HPLC-based analysis of the hydroxynitrile glucoside profiles in barley demonstrated the biosynthesis of all five compounds in the cvs. Pallas and Mentor early in plant development (Fig. 2a). This result is in agreement with a previous report where shoot tissue harvested 3 days after seed wetting was found to contain the hydroxynitrile glucosides13. In general, biosynthesis of cyanogenic glucosides early in plant development is a common trait among hydroxynitrile glucoside-producing species4, indicating a crucial role of these bioactive natural products during germination and establishment of growth. Although substantial variations in the total content were observed between the cvs. Pallas and Mentor, the ratio between the individual hydroxynitrile glucosides was found to remain the same in the two barley cultivars and at all experimental setups. A constant ratio between the five hydroxynitrile glucosides was previously reported in the analysis of 247 spring barley lines including landraces and old and modern cultivars14. In addition, conserved ratios were reported from species and cultivars within the genus of Ribes, in accessions of Rhodiola rosea, and in L. japonicus, where the β- and γ-hydroxynitrile glucosides were the dominating types27. This is similar in barley, where the α-hydroxynitrile glucoside epiheterodendrin accounts for ~15% of the total content, the β-hydroxynitrile glucoside epidermin for ~22%, and the y-hydroxynitrile glucosides osmaronin, dihydroosmaronin, and sutherlandin for ~63%14. At the molecular level, the constant ratio between the α-, β- and γ-hydroxynitrile glucosides may be ascertained by organization of the biosynthetic enzymes within a structurally stable metabolon.
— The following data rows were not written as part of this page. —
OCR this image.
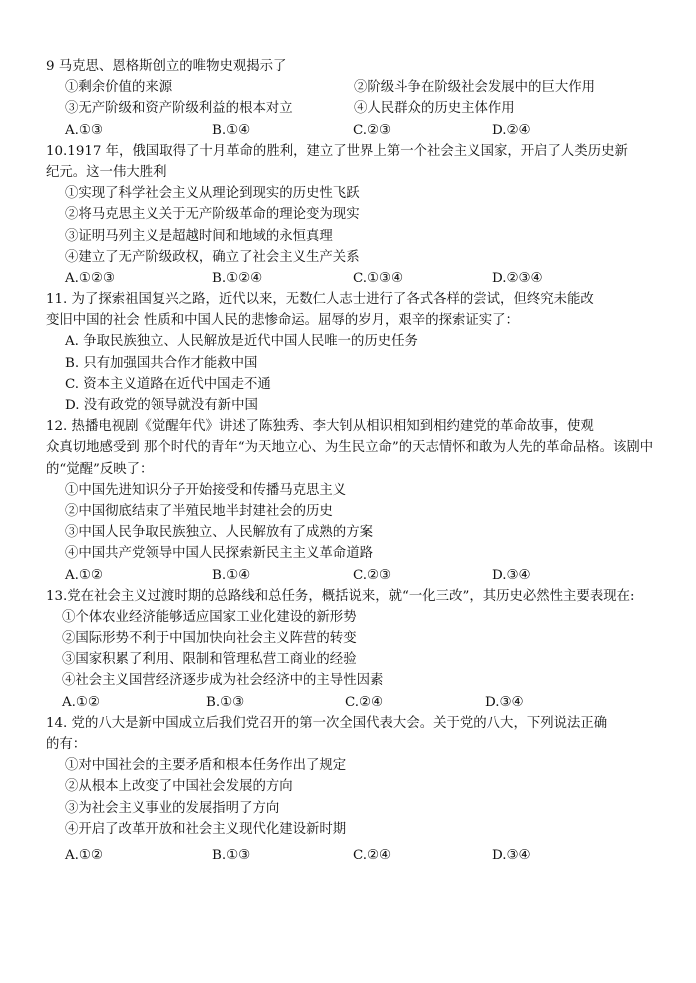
9 马克思、恩格斯创立的唯物史观揭示了
①剩余价值的来源	②阶级斗争在阶级社会发展中的巨大作用
③无产阶级和资产阶级利益的根本对立	④人民群众的历史主体作用
A.①③	B.①④	C.②③	D.②④
10.1917 年，俄国取得了十月革命的胜利，建立了世界上第一个社会主义国家，开启了人类历史新
纪元。这一伟大胜利
①实现了科学社会主义从理论到现实的历史性飞跃
②将马克思主义关于无产阶级革命的理论变为现实
③证明马列主义是超越时间和地域的永恒真理
④建立了无产阶级政权，确立了社会主义生产关系
A.①②③	B.①②④	C.①③④	D.②③④
11. 为了探索祖国复兴之路，近代以来，无数仁人志士进行了各式各样的尝试，但终究未能改
变旧中国的社会 性质和中国人民的悲惨命运。屈辱的岁月，艰辛的探索证实了：
A. 争取民族独立、人民解放是近代中国人民唯一的历史任务
B. 只有加强国共合作才能救中国
C. 资本主义道路在近代中国走不通
D. 没有政党的领导就没有新中国
12. 热播电视剧《觉醒年代》讲述了陈独秀、李大钊从相识相知到相约建党的革命故事，使观
众真切地感受到 那个时代的青年“为天地立心、为生民立命”的天志情怀和敢为人先的革命品格。该剧中
的“觉醒”反映了：
①中国先进知识分子开始接受和传播马克思主义
②中国彻底结束了半殖民地半封建社会的历史
③中国人民争取民族独立、人民解放有了成熟的方案
④中国共产党领导中国人民探索新民主主义革命道路
A.①②	B.①④	C.②③	D.③④
13.党在社会主义过渡时期的总路线和总任务，概括说来，就“一化三改”，其历史必然性主要表现在:
①个体农业经济能够适应国家工业化建设的新形势
②国际形势不利于中国加快向社会主义阵营的转变
③国家积累了利用、限制和管理私营工商业的经验
④社会主义国营经济逐步成为社会经济中的主导性因素
A.①②	B.①③	C.②④	D.③④
14. 党的八大是新中国成立后我们党召开的第一次全国代表大会。关于党的八大，下列说法正确
的有：
①对中国社会的主要矛盾和根本任务作出了规定
②从根本上改变了中国社会发展的方向
③为社会主义事业的发展指明了方向
④开启了改革开放和社会主义现代化建设新时期
A.①②	B.①③	C.②④	D.③④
In sorghum, the enzymes catalysing biosynthesis of the cyanogenic glucoside dhurrin have been shown to be organized within a dynamic metabolon28–30.
Expression analysis of the hydroxynitrile glucoside biosynthetic genes in the cvs. Pallas and Mentor revealed that all genes were significantly higher expressed in the high-level producer cv. Mentor (Fig. 3). The highest upregulation was observed for CYP79A12 encoding the enzyme carrying out the initial conversion of the parent amino acid into the corresponding E-oxime. Thus, the influx of oximes may be maintained by differential transcriptional regulation of CYP79A12 in the cvs. Pallas and Mentor. Transcriptional regulation of the CYP79 enzyme was also reported for dhurrin biosynthesis in young sorghum plants31 and in developing sorghum grains32. The smallest difference in transcript expression between the cultivars was found for UGT85F22. However, it is noteworthy that the transcript levels of all CYP71 encoding genes were in general higher than that of the CYP79A12 and UGT85F22 encoding genes, as their amplicons came up at earlier ct values in both cultivars at any time points (data not shown). Our result is in agreement with the observations in developing sorghum grains (17 days after anthesis), where CYP71E1 gene expression was higher than that of CYP79A132. In that study, the gene encoding UGT85B1 showed the highest expression, which is in contrast to our data, where the CYP79A12 and UGT85F22 transcripts came up at close ct values at most time points (not shown). In an earlier study, it was suggested that this ratio between the expression of the UGT, CYP71, and CYP79 genes could prevent release of toxic intermediates33 like the oxime which causes necrotic lesions14.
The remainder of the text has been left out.